Digory Smalls (1989)
If it is possible at all for there to be an externally favourite or most well-known story by DFL, this possibly one of them. A master and his ‘disabled’ servant explore the interlocking attic-systems of a large house, with horrific and absurdic results. A family’s generations ooze back and forth over time...? An amorality tale. Fiction for fiction’s sake. It certainly remains startling, even to me!
“‘Come, Mister Smalls, no time for larks. We only have a few more attics to negotiate.’ He looked askance at me.” (23 May 09 - 2 hours later)

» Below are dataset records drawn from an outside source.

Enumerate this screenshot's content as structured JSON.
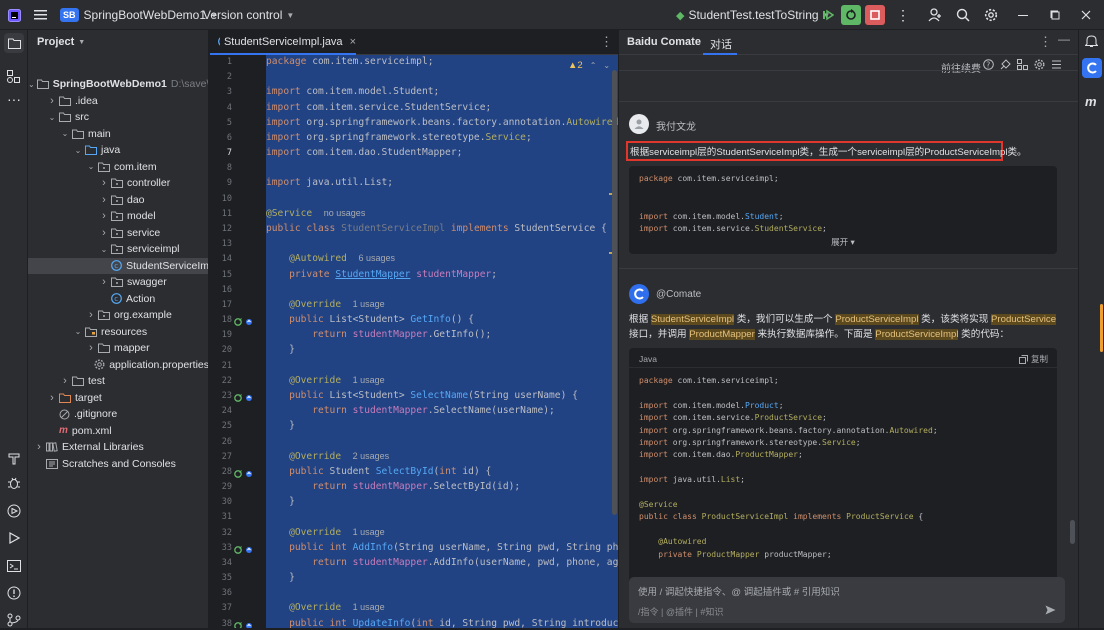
{
  "titlebar": {
    "project_badge": "SB",
    "project_name": "SpringBootWebDemo1",
    "vcs": "Version control",
    "run_config": "StudentTest.testToString"
  },
  "project_panel": {
    "title": "Project",
    "tree": [
      {
        "label": "SpringBootWebDemo1",
        "path": "D:\\save\\st",
        "depth": 0,
        "arrow": "open",
        "icon": "folder",
        "bold": true
      },
      {
        "label": ".idea",
        "depth": 1,
        "arrow": "closed",
        "icon": "folder"
      },
      {
        "label": "src",
        "depth": 1,
        "arrow": "open",
        "icon": "folder"
      },
      {
        "label": "main",
        "depth": 2,
        "arrow": "open",
        "icon": "folder"
      },
      {
        "label": "java",
        "depth": 3,
        "arrow": "open",
        "icon": "folder-blue"
      },
      {
        "label": "com.item",
        "depth": 4,
        "arrow": "open",
        "icon": "package"
      },
      {
        "label": "controller",
        "depth": 5,
        "arrow": "closed",
        "icon": "package"
      },
      {
        "label": "dao",
        "depth": 5,
        "arrow": "closed",
        "icon": "package"
      },
      {
        "label": "model",
        "depth": 5,
        "arrow": "closed",
        "icon": "package"
      },
      {
        "label": "service",
        "depth": 5,
        "arrow": "closed",
        "icon": "package"
      },
      {
        "label": "serviceimpl",
        "depth": 5,
        "arrow": "open",
        "icon": "package"
      },
      {
        "label": "StudentServiceIm",
        "depth": 6,
        "arrow": "none",
        "icon": "class",
        "selected": true
      },
      {
        "label": "swagger",
        "depth": 5,
        "arrow": "closed",
        "icon": "package"
      },
      {
        "label": "Action",
        "depth": 5,
        "arrow": "none",
        "icon": "class"
      },
      {
        "label": "org.example",
        "depth": 4,
        "arrow": "closed",
        "icon": "package"
      },
      {
        "label": "resources",
        "depth": 3,
        "arrow": "open",
        "icon": "folder-res"
      },
      {
        "label": "mapper",
        "depth": 4,
        "arrow": "closed",
        "icon": "folder"
      },
      {
        "label": "application.properties",
        "depth": 4,
        "arrow": "none",
        "icon": "gear"
      },
      {
        "label": "test",
        "depth": 2,
        "arrow": "closed",
        "icon": "folder"
      },
      {
        "label": "target",
        "depth": 1,
        "arrow": "closed",
        "icon": "folder-orange"
      },
      {
        "label": ".gitignore",
        "depth": 1,
        "arrow": "none",
        "icon": "ignore"
      },
      {
        "label": "pom.xml",
        "depth": 1,
        "arrow": "none",
        "icon": "maven"
      },
      {
        "label": "External Libraries",
        "depth": 0,
        "arrow": "closed",
        "icon": "libs"
      },
      {
        "label": "Scratches and Consoles",
        "depth": 0,
        "arrow": "none",
        "icon": "scratch"
      }
    ]
  },
  "editor": {
    "tab_label": "StudentServiceImpl.java",
    "warning_count": "▲2",
    "lines": [
      {
        "n": "1",
        "html": "<span class='kw'>package</span> com.item.serviceimpl;"
      },
      {
        "n": "2",
        "html": ""
      },
      {
        "n": "3",
        "html": "<span class='kw'>import</span> com.item.model.Student;"
      },
      {
        "n": "4",
        "html": "<span class='kw'>import</span> com.item.service.StudentService;"
      },
      {
        "n": "5",
        "html": "<span class='kw'>import</span> org.springframework.beans.factory.annotation.<span class='an'>Autowired</span>;"
      },
      {
        "n": "6",
        "html": "<span class='kw'>import</span> org.springframework.stereotype.<span class='an'>Service</span>;"
      },
      {
        "n": "7",
        "html": "<span class='kw'>import</span> com.item.dao.StudentMapper;"
      },
      {
        "n": "8",
        "html": ""
      },
      {
        "n": "9",
        "html": "<span class='kw'>import</span> java.util.List;"
      },
      {
        "n": "10",
        "html": ""
      },
      {
        "n": "11",
        "html": "<span class='an'>@Service</span>  <span class='hint'>no usages</span>"
      },
      {
        "n": "12",
        "html": "<span class='kw'>public class</span> <span class='gr'>StudentServiceImpl</span> <span class='kw'>implements</span> StudentService {"
      },
      {
        "n": "13",
        "html": ""
      },
      {
        "n": "14",
        "html": "    <span class='an'>@Autowired</span>  <span class='hint'>6 usages</span>"
      },
      {
        "n": "15",
        "html": "    <span class='kw'>private</span> <span class='fn' style='text-decoration:underline'>StudentMapper</span> <span class='fd'>studentMapper</span>;"
      },
      {
        "n": "16",
        "html": ""
      },
      {
        "n": "17",
        "html": "    <span class='an'>@Override</span>  <span class='hint'>1 usage</span>"
      },
      {
        "n": "18",
        "html": "    <span class='kw'>public</span> List&lt;Student&gt; <span class='fn'>GetInfo</span>() {"
      },
      {
        "n": "19",
        "html": "        <span class='kw'>return</span> <span class='fd'>studentMapper</span>.GetInfo();"
      },
      {
        "n": "20",
        "html": "    }"
      },
      {
        "n": "21",
        "html": ""
      },
      {
        "n": "22",
        "html": "    <span class='an'>@Override</span>  <span class='hint'>1 usage</span>"
      },
      {
        "n": "23",
        "html": "    <span class='kw'>public</span> List&lt;Student&gt; <span class='fn'>SelectName</span>(String userName) {"
      },
      {
        "n": "24",
        "html": "        <span class='kw'>return</span> <span class='fd'>studentMapper</span>.SelectName(userName);"
      },
      {
        "n": "25",
        "html": "    }"
      },
      {
        "n": "26",
        "html": ""
      },
      {
        "n": "27",
        "html": "    <span class='an'>@Override</span>  <span class='hint'>2 usages</span>"
      },
      {
        "n": "28",
        "html": "    <span class='kw'>public</span> Student <span class='fn'>SelectById</span>(<span class='kw'>int</span> id) {"
      },
      {
        "n": "29",
        "html": "        <span class='kw'>return</span> <span class='fd'>studentMapper</span>.SelectById(id);"
      },
      {
        "n": "30",
        "html": "    }"
      },
      {
        "n": "31",
        "html": ""
      },
      {
        "n": "32",
        "html": "    <span class='an'>@Override</span>  <span class='hint'>1 usage</span>"
      },
      {
        "n": "33",
        "html": "    <span class='kw'>public int</span> <span class='fn'>AddInfo</span>(String userName, String pwd, String phone"
      },
      {
        "n": "34",
        "html": "        <span class='kw'>return</span> <span class='fd'>studentMapper</span>.AddInfo(userName, pwd, phone, age,"
      },
      {
        "n": "35",
        "html": "    }"
      },
      {
        "n": "36",
        "html": ""
      },
      {
        "n": "37",
        "html": "    <span class='an'>@Override</span>  <span class='hint'>1 usage</span>"
      },
      {
        "n": "38",
        "html": "    <span class='kw'>public int</span> <span class='fn'>UpdateInfo</span>(<span class='kw'>int</span> id, String pwd, String introduce)"
      }
    ]
  },
  "chat": {
    "brand": "Baidu Comate",
    "tab": "对话",
    "toolbar_label": "前往续费",
    "user_name": "我付文龙",
    "user_msg": "根据serviceimpl层的StudentServiceImpl类，生成一个serviceimpl层的ProductServiceImpl类。",
    "user_code": [
      {
        "html": "<span class='kw'>package</span> com.item.serviceimpl;"
      },
      {
        "html": ""
      },
      {
        "html": ""
      },
      {
        "html": "<span class='kw'>import</span> com.item.model.<span class='fn'>Student</span>;"
      },
      {
        "html": "<span class='kw'>import</span> com.item.service.<span class='an'>StudentService</span>;"
      }
    ],
    "expand_label": "展开 ▾",
    "bot_name": "@Comate",
    "bot_msg_html": "根据 <span class='hl'>StudentServiceImpl</span> 类，我们可以生成一个 <span class='hl'>ProductServiceImpl</span> 类，该类将实现 <span class='hl'>ProductService</span> 接口，并调用 <span class='hl'>ProductMapper</span> 来执行数据库操作。下面是 <span class='hl'>ProductServiceImpl</span> 类的代码：",
    "code_lang": "Java",
    "copy_label": "复制",
    "bot_code": [
      {
        "html": "<span class='kw'>package</span> com.item.serviceimpl;"
      },
      {
        "html": ""
      },
      {
        "html": "<span class='kw'>import</span> com.item.model.<span class='fn'>Product</span>;"
      },
      {
        "html": "<span class='kw'>import</span> com.item.service.<span class='an'>ProductService</span>;"
      },
      {
        "html": "<span class='kw'>import</span> org.springframework.beans.factory.annotation.<span class='an'>Autowired</span>;"
      },
      {
        "html": "<span class='kw'>import</span> org.springframework.stereotype.<span class='an'>Service</span>;"
      },
      {
        "html": "<span class='kw'>import</span> com.item.dao.<span class='an'>ProductMapper</span>;"
      },
      {
        "html": ""
      },
      {
        "html": "<span class='kw'>import</span> java.util.<span class='an'>List</span>;"
      },
      {
        "html": ""
      },
      {
        "html": "<span class='an'>@Service</span>"
      },
      {
        "html": "<span class='kw'>public class</span> <span class='an'>ProductServiceImpl</span> <span class='kw'>implements</span> <span class='an'>ProductService</span> {"
      },
      {
        "html": ""
      },
      {
        "html": "    <span class='an'>@Autowired</span>"
      },
      {
        "html": "    <span class='kw'>private</span> <span class='an'>ProductMapper</span> productMapper;"
      }
    ],
    "input_placeholder": "使用 / 调起快捷指令、@ 调起插件或 # 引用知识",
    "input_hints": "/指令 | @插件 | #知识"
  },
  "colors": {
    "accent": "#3574f0",
    "selection": "#214283",
    "highlight_box": "#e0362c"
  }
}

I am trying to summarise the stories real-time-reviewed so far ... in an ambition to match my own apparent success at identifying leit-motifs and gestalts when conducting such reviews on other writers’ books. So far I seem to have drawn a blank with ‘Weirdmonger’. Possibly, then, as an interim measure, we all have attic-systems to traverse towards our eventual heaven – heaven being, for me, an optimum thought that is one’s last thought before expiring. One needs to face the genuine monsters as well as the absurdities of existence: facing them out by absorbing them (but are you the parasite or them?), eventually becoming ‘the old man of the sea’ who perhaps takes on board one’s own internals like the experiences, illnesses, sadnesses, joys etc. of your previous selves (as well as taking on board, altruistically, externals like loved ones and you readers and, by so doing, their internals) along with oneself in the journey or quest for that optimum thought. (23 May 09 - another hour later)



Friday, May 15, 2009

A Handbag

I often wonder what is in various handbags as they pass by on ladies’ arms. It’s not that I’m a potential thief sizing up the opportunities of seizing them and legging it off down the road. No, I assure you it is a genuine curiosity about their contents.

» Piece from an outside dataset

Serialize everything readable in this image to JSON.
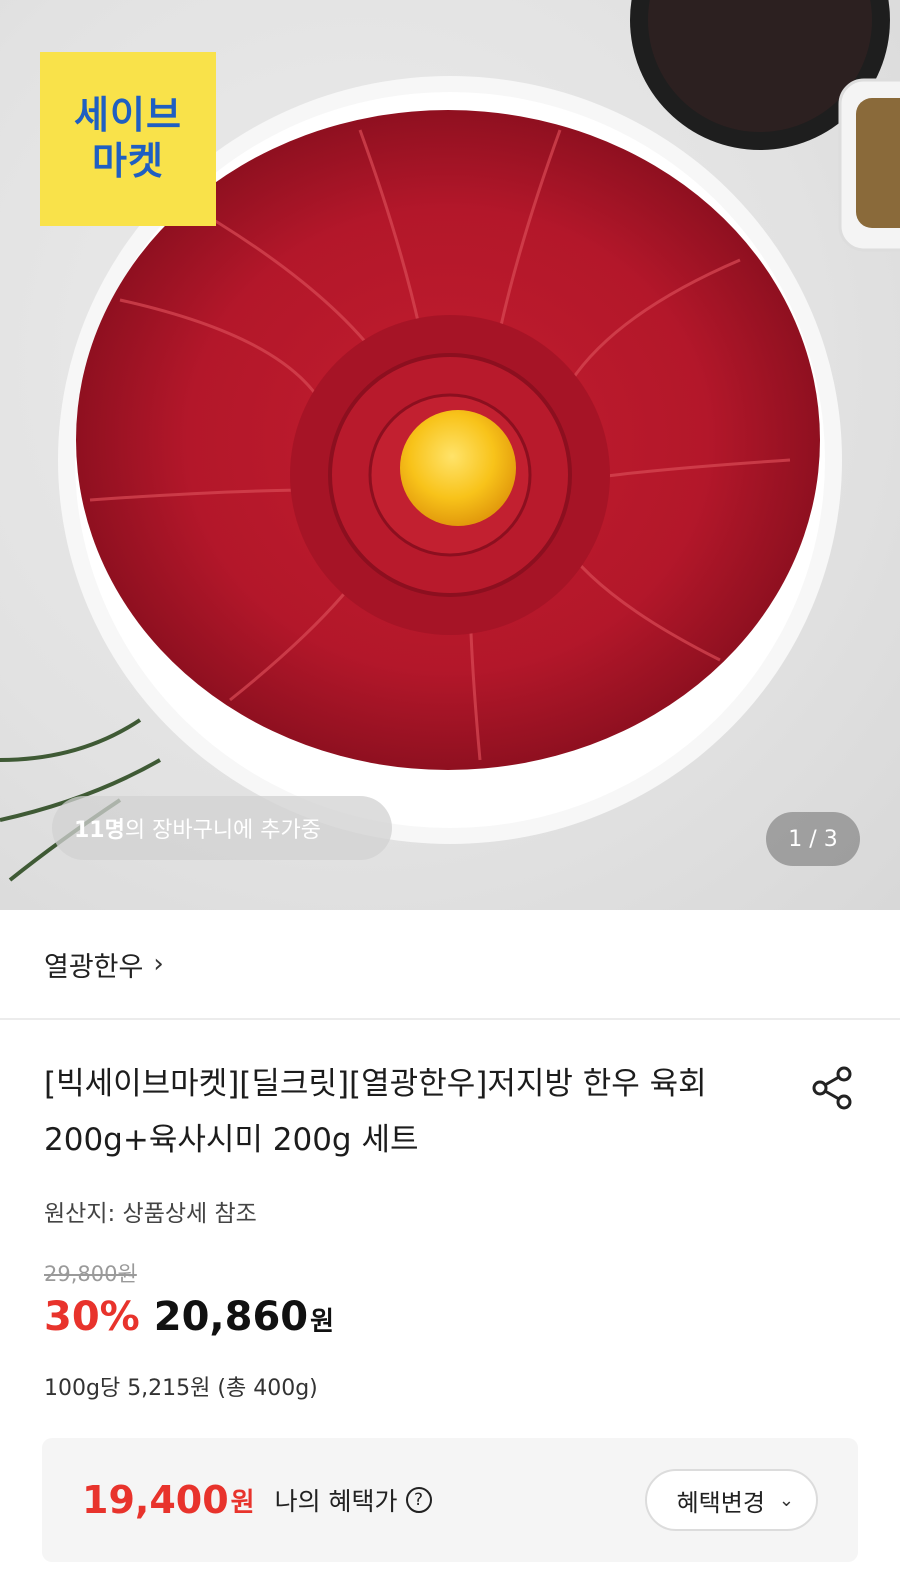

You can see straight through men’s pockets quite easily – a piece of string, a penknife and a shilling. Never anything else. But ladies’ handbags are often full of the unlikeliest things. So unlikely, I do not even dare to guess.

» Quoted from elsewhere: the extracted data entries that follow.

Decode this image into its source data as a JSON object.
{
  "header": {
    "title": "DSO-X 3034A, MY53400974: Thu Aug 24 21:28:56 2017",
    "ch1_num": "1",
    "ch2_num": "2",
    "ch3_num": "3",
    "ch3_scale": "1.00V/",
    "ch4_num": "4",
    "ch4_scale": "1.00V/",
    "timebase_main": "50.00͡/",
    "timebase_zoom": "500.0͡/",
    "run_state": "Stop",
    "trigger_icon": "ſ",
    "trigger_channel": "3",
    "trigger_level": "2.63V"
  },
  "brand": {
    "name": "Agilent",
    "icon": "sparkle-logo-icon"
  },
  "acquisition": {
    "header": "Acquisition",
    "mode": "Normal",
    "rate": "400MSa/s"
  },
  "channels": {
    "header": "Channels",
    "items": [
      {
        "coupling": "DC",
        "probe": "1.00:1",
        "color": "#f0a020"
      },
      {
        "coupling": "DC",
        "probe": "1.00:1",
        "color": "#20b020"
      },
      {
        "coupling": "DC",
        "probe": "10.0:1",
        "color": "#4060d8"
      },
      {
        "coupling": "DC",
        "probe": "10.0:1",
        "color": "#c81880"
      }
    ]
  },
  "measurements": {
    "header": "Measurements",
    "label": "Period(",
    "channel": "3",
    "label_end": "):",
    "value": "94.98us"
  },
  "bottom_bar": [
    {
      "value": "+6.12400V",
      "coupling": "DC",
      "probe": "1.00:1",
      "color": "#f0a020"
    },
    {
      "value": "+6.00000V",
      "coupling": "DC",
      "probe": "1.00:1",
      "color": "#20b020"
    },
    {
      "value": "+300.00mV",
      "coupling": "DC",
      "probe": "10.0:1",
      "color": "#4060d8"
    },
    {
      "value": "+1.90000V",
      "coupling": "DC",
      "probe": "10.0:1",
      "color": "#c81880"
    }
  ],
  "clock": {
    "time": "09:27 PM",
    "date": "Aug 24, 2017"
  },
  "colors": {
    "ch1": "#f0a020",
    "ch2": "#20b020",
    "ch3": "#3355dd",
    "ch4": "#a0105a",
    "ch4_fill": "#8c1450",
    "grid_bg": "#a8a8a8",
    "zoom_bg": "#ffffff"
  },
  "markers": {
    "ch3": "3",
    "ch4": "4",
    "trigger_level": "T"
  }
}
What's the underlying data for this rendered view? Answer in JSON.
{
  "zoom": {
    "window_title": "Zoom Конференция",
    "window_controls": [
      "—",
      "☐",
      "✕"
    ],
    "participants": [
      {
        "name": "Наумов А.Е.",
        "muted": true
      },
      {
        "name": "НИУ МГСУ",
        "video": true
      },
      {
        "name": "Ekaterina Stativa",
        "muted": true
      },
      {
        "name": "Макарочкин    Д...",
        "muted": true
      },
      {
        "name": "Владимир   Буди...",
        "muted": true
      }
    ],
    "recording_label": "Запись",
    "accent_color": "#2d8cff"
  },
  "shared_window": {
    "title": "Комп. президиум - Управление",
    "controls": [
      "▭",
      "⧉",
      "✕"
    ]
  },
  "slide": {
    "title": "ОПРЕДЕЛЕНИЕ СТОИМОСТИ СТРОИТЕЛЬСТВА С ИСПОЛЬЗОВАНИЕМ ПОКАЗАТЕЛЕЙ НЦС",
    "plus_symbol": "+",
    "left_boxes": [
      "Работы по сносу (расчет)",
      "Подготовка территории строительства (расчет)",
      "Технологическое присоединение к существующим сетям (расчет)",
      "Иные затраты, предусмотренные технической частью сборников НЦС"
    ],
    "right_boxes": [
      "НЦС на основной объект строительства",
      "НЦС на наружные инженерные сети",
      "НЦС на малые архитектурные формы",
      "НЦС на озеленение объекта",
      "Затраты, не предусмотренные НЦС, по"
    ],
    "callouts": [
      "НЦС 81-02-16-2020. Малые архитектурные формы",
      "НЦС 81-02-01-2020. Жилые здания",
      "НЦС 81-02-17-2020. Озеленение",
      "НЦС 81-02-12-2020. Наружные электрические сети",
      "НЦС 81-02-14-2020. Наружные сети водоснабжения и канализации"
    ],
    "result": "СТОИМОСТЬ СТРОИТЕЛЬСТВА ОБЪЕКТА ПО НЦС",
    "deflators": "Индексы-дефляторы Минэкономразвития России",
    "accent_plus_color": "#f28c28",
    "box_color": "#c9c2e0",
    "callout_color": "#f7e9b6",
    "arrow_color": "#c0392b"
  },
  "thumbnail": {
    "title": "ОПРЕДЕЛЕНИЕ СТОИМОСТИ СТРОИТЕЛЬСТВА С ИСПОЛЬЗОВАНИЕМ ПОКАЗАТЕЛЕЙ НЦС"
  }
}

One day, I spotted a particular handbag floating down the road. I turned a blind eye to the lady who must have carried it, because the handbag looked far more interesting than any lady, an object that was really expensive and at the height of fashion. Large, without being unwieldy. Chunky, yet strangely delicate. With fastenings and straps ... and clips glinting like gold in the sunlight. A multitude of tassels, too, and obtrusive stitching following scar-like tracks along the seams of the various fabrics and cured leathers that constituted the bulk of the handbag. Indeed, its exterior even made me forget my curiosity as to its contents, as if its contents were on the outside and the handbag itself on the inside.

I was startled from my revery when, suddenly, I focussed on the lady herself – or what I had supposed would be a lady, given the femininity of the handbag she carried. But she had slipped by me so quickly I could only see her diminishing backward view as she headed towards turning beyond the corner shop within the blind spot of my following gaze. I started to follow. There was no sight of her. Just a few kids traipsing home from school.

The girls had tiny make-shift handbags with string handles to make them look older than they were. Little bigger than dolls’ handbags. There was one boy among them and he took a rather large penknife from his pocket. And I took a shilling from mine. A fair exchange.
We both smiled and continued on our opposite ways. The girls just giggled.